A business that makes billions selling tobacco, firearms, certain chemical treatments, internal combustion engine autos or alcohol is going to have a problem in convincing others that its charity is not compromised. Of course, it is worth noting – to play the “devil’s advocate” here, that tobacco, firearms, gasoline-powered cars and alcohol are legal products (although laws on these things can change of course). But even when the product for sale is legal, and the retailer can make the point that adult purchasers should be treated as such, rather than naughty kids, in practice it becomes hard to convince people that charity funded by such business is any kind of “offset”. 

We live in a world where, for example, the rich and famous fly private jets to talk about global warming and say that’s fine because they have grown trees or offset their “carbon footprint” in certain ways.

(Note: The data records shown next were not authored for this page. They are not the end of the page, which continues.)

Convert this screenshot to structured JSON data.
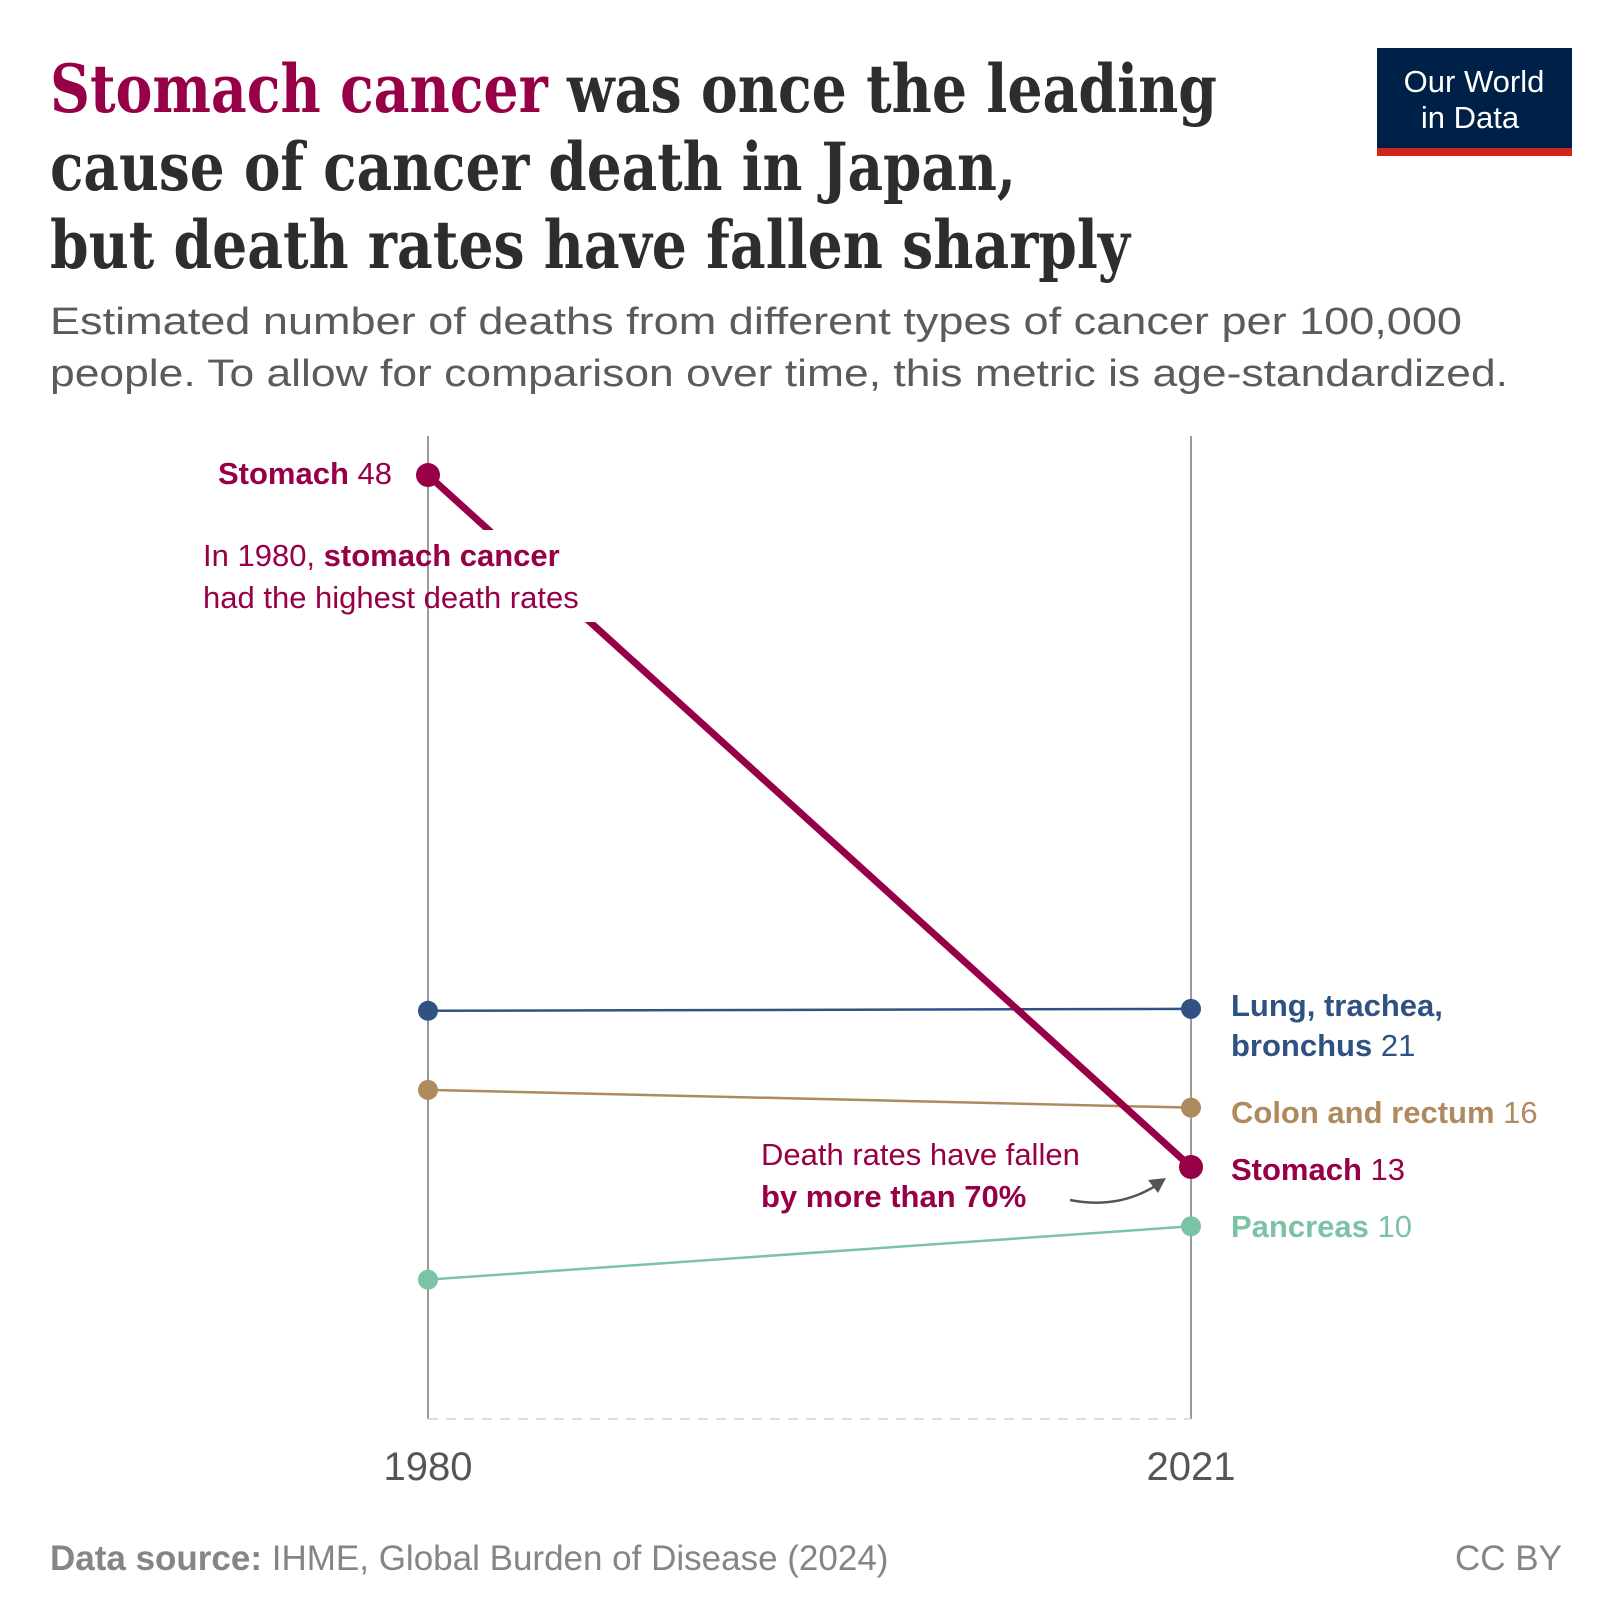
{
  "title": {
    "highlight": "Stomach cancer",
    "line1_rest": " was once the leading",
    "line2": "cause of cancer death in Japan,",
    "line3": "but death rates have fallen sharply"
  },
  "subtitle": {
    "line1": "Estimated number of deaths from different types of cancer per 100,000",
    "line2": "people. To allow for comparison over time, this metric is age-standardized."
  },
  "logo": {
    "line1": "Our World",
    "line2": "in Data"
  },
  "footer": {
    "source_label": "Data source:",
    "source_text": " IHME, Global Burden of Disease (2024)",
    "license": "CC BY"
  },
  "annotations": {
    "a1_line1_pre": "In 1980, ",
    "a1_line1_bold": "stomach cancer",
    "a1_line2": "had the highest death rates",
    "a2_line1": "Death rates have fallen",
    "a2_line2": "by more than 70%"
  },
  "colors": {
    "stomach": "#970046",
    "lung": "#2f5283",
    "colon": "#b08a5f",
    "pancreas": "#7cc3a5",
    "axis": "#9a9a9a",
    "title": "#2d2d2d",
    "subtitle": "#5b5b5b"
  },
  "chart_data": {
    "type": "line",
    "subtype": "slope",
    "x": [
      "1980",
      "2021"
    ],
    "ylim": [
      0,
      48
    ],
    "grid": false,
    "series": [
      {
        "name": "Stomach",
        "values": [
          48,
          13
        ],
        "start_label": "48",
        "end_label": "13"
      },
      {
        "name": "Lung, trachea, bronchus",
        "name_line1": "Lung, trachea,",
        "name_line2": "bronchus",
        "values": [
          20.9,
          21
        ],
        "end_label": "21"
      },
      {
        "name": "Colon and rectum",
        "values": [
          16.9,
          16
        ],
        "end_label": "16"
      },
      {
        "name": "Pancreas",
        "values": [
          7.3,
          10
        ],
        "end_label": "10"
      }
    ]
  }
}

Regardless of whether they have actually done so, this sort of approach makes the broader public angry. It can come across as slick PR and actually make the reputational damage worse, as happened recently to the UK’s Duke and Duchess of Sussex (aka) Prince Harry and Meghan, when they took private jet flights several times in recent weeks. 

Big gifts in philanthropy are nothing new, of course. Wall Street tycoons, Silicon Valley leaders and real estate moguls around the world shower billions on universities, business schools and causes of all kinds. Scores of the ultra-wealthy have signed up to the Giving Pledge to give most of their assets away during their lifetimes or in their wills. Some of those business owners might have reputational issues we don’t even yet know about, or which could come to light if practices deemed okay now might be attacked later on. Big Tech, for instance, is a sector that might have been almost smugly clean a few years ago. Today, there is a chorus from the Right and Left calling for anti-trust actions, laws to protect privacy. There are worries about social media addiction and “echo chamber” effects, and so forth. Some of these attacks have merit and some don’t. But that might be scant comfort when lawsuits fly.

Wealth advisors have a role to play here in sometimes explaining the facts of life to people who, because of their great fortunes, might become divorced from such realities. Davos Man (and Woman) can end up in a bubble, so it is important to understand that reputational protection and guidance is, or should be, part of the added value that wealth advice brings. With great wealth often comes a high level of public exposure, whether the owners want that or not. The Sackler family saga is a cautionary tale to that end.